Another way I like to make insalata Capese is to use grape tomatoes as seen in the picture above. Using different colors makes a nice presentation. Cube the fresh mozzarella to about the same size as the halved grape tomatoes. Add basil chiffonade and drizzle with good quality olive olive. Season with kosher salt and freshly cracked black pepper. You can also drizzle on some balsamic if you desire. This presentation works very well when entertaining and serving buffet style. You can easily scoop it from the bowl, and eat it from your plate if you are not sitting at a table. This is definaitely a summer Italian delight.


Sunday, August 30, 2009

Goulash alla Triestina - Beef Stew Trieste Style

After years of reading about the dishes of different regions of Italy, I have learned that there are dishes instantly identified with a city -- the black risotto of Venezia , the fettucine all'Alfredo of Roma, the tortellini of Bologna and the goulash of Trieste. This melt in your mouth stew preparation with a dense wine-tomato sauce made sweet by onions is one my husband and I instantly fell in love with. The secret to a good stew is in the long, slow cooking. After browning the meat, this will cook all by itself, needing only an occasional stir. I love dishes such as this that are simple to prepare and fill the house with mouth-watering aromas while they slowly cook. This is nice served with slices of fried polenta. My very American husband enjoys it best served over egg noodles.
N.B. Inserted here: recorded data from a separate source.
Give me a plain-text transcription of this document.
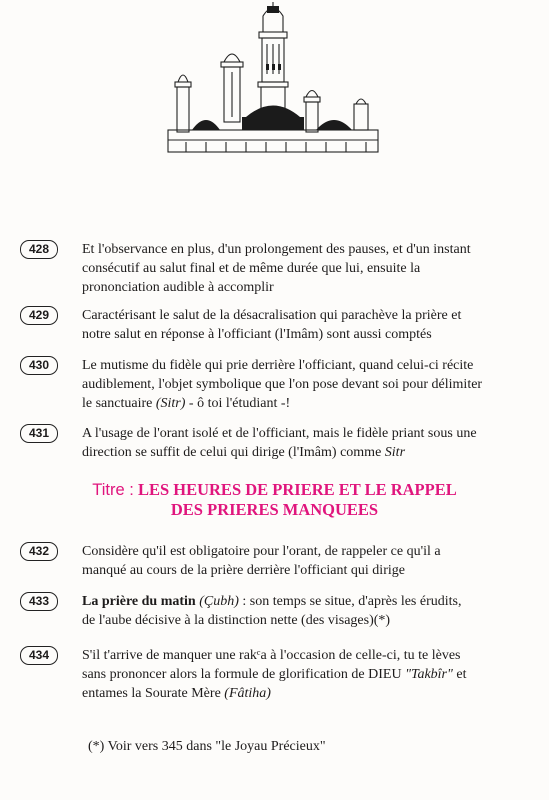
428	Et l'observance en plus, d'un prolongement des pauses, et d'un instant
consécutif au salut final et de même durée que lui, ensuite la
prononciation audible à accomplir
429	Caractérisant le salut de la désacralisation qui parachève la prière et
notre salut en réponse à l'officiant (l'Imâm) sont aussi comptés
430	Le mutisme du fidèle qui prie derrière l'officiant, quand celui-ci récite
audiblement, l'objet symbolique que l'on pose devant soi pour délimiter
le sanctuaire (Sitr) - ô toi l'étudiant -!
431	A l'usage de l'orant isolé et de l'officiant, mais le fidèle priant sous une
direction se suffit de celui qui dirige (l'Imâm) comme Sitr
Titre : LES HEURES DE PRIERE ET LE RAPPEL
DES PRIERES MANQUEES
432	Considère qu'il est obligatoire pour l'orant, de rappeler ce qu'il a
manqué au cours de la prière derrière l'officiant qui dirige
433	La prière du matin (Çubh) : son temps se situe, d'après les érudits,
de l'aube décisive à la distinction nette (des visages)(*)
434	S'il t'arrive de manquer une rakᶜa à l'occasion de celle-ci, tu te lèves
sans prononcer alors la formule de glorification de DIEU "Takbîr" et
entames la Sourate Mère (Fâtiha)
(*) Voir vers 345 dans "le Joyau Précieux"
The Ingredients Needed to Make this Dish:

1/4 cup olive oil
2 pounds stew meat, cut in about 1-inch pieces
2 large onions, thinly sliced
Kosher salt and freshly ground black pepper to taste
1/2 teaspoon paprika
3 to 4 bay leaves, crumbled
1/4 cup red wine vinegar
2 cups dry full-bodied wine (I am not a fan of Merlot, but like it used in this dish)
2 cups canned crushed tomatoes in puree (I prefer Muir Glen) - Again I have used crushed over can whole and put through a food mill. Use either one you choose.
1 1/2 cups meat broth, preferably homemade (50% less salt canned beef broth can be substituted)


Heat the oil in a large skillet over high heat. Add the meat and cook, stirring, until it is lightly browned on all sides, perhaps 4 to 5 minutes. Transfer meat to a plate, reduce the heat to medium/medium high and add the onions.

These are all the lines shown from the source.